Edited By John Emms 1 on 21/11/2017 18:05:10
Edited By John Emms 1 on 21/11/2017 18:05:38
|1717 forum posts|
I started in the 40s with tanner and bob chuckies and the odd 2/6 rubber all sheet job .Then kits followed by scratch built. Since done everything else.Can't fly at present waiting for new hips
|Rene Wallage||01/01/2018 11:27:34|
116 forum posts
I started of with a Unicorn EPP flying wing, than went on to ARF's, and now I have a mix of ARF's, kit build, scratch build, wood, foam, etc...
|Simon Chaddock||01/01/2018 14:03:04|
5170 forum posts
I suspect this poll will show an age thing.
When I started there was no RTF or ARTF. The first was probably the Frog 'Fighter' rubber power plane but it was far too expensive for me - you could get a 51" KK Caprice contest glider kit for the same price!
|Percy Verance||01/01/2018 16:48:18|
6732 forum posts
Wow, that takes me back Simon. I think I had one of those Frog Flighter jobs. Were they the ones made from blow moulded plastic, about 24 inch span?
But yes, back then if you saw a model you really liked you had to build it. There was no other way to get one.
The first artf I remember was a Kyosho low wing job back in the early to mid 80's. A new flyer turned up at our field with one and there was a crowd round him, such was the novelty. We'd never imagined such a thing at the time.......... A ready made model aeroplane?
Surely it woud never catch on? Why, half the pleasure was in building the model................
P.S. I never had a Caprice. I built the Nomad, Minimoa and Chief though. Happy days!
Edited By Percy Verance on 01/01/2018 17:02:51
|Rene Wallage||01/01/2018 17:37:33|
116 forum posts
Now would be the appropriate time to insert Monty Python's Four Yorkshire men...
10929 forum posts
On reflection my first model. or is that a "flying toy" was a catapult glider, ready to fly, manufactured in the then West Germany by a company called Gunther. I believe they still exist today, The aircraft was purchased in Germany and initially flown on my aunties farm, in Westphalia, at Nordrath.
On reflection it now seems more modern, a proper flying machine. The wings had a frame made from spring steel wire, with an additional cross member to help in maintaining an ellipse. Today it would be made from CF, The frame had a covering of plastic film stretched over it, with an overlap which was stuck down with an adhesive. The pod type body was hard wood, with a rubber bumper on the nose. The rear fus, was made from a heavier gauge spring steel wire, onto which was a a tailplane frame, which was soldered on, although this was of a "u" shape, to provide a "v" type tail, again covered as per the main wing.
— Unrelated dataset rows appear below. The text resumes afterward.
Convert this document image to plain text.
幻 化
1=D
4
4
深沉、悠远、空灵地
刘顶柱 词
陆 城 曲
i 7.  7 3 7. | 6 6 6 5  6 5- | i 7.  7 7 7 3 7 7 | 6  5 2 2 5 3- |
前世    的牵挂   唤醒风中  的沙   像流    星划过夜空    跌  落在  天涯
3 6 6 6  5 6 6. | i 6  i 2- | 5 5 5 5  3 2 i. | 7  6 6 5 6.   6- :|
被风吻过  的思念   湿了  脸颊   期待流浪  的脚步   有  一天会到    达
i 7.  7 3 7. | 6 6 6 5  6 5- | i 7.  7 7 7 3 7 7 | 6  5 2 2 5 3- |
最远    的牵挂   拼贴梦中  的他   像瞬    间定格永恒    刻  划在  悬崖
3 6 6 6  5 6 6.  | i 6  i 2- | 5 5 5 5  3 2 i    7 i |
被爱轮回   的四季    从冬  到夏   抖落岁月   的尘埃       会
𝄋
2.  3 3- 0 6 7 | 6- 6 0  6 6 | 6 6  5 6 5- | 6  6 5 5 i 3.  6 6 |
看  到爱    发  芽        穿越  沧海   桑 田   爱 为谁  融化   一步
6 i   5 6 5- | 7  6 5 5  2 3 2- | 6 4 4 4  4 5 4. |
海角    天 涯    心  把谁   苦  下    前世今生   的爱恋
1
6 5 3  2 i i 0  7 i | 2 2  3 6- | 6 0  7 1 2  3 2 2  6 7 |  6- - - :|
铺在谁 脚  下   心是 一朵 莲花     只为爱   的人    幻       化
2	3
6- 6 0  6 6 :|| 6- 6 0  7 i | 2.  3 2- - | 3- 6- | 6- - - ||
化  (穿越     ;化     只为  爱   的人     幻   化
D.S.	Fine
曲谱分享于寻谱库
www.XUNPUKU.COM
Boy did it fly, when catapulted into the air, it was many, many years before any of my proper, or generally observed other peoples proper models could fly in both distance and duration. I saw it as a toy, now, my opinion is that was a high performance small flying machine.
Although I have flown a Multiplex Fox with my granddaughter, it does not have anything like the performance of this West German counterpart of another time.
Although I have not recognised it for a long time, it was this toy, and the pleasure it provided that has kept me trying to regain the same high as that toy provided, an addiction for life, that needs ever more fixes, but never achieving the same high.
|David Davis||15/02/2018 12:47:31|
2998 forum posts
I started as a twelve year old building free flight kits, my first was a Keil Kraft Ajax. Then I went onto plans for both free flight and control line models. My first radio models were built from kits in 1988. Since then I've bought a few ARTFs and models which other people had built, but I've kept the building up too.
Of my models currently in flying condition, four were built from kits: Junior 60, Veron Cardinal, Baron and SLEC Fun Fly. Two are ARTFs: Boomerang and Primary 40 ARTF club trainers and I bought my Roy Scott BE2e ready built.
I have an ARTF Acrowot to complete and I have a Flair Harvard which just needs a little further attention before it can be flown. This model was also bought ready-built. Finally I have a DB Sport and Scale Auster to finish off. Just need to build and cover the fin and rudder, stick the radio and engine in and test fly it.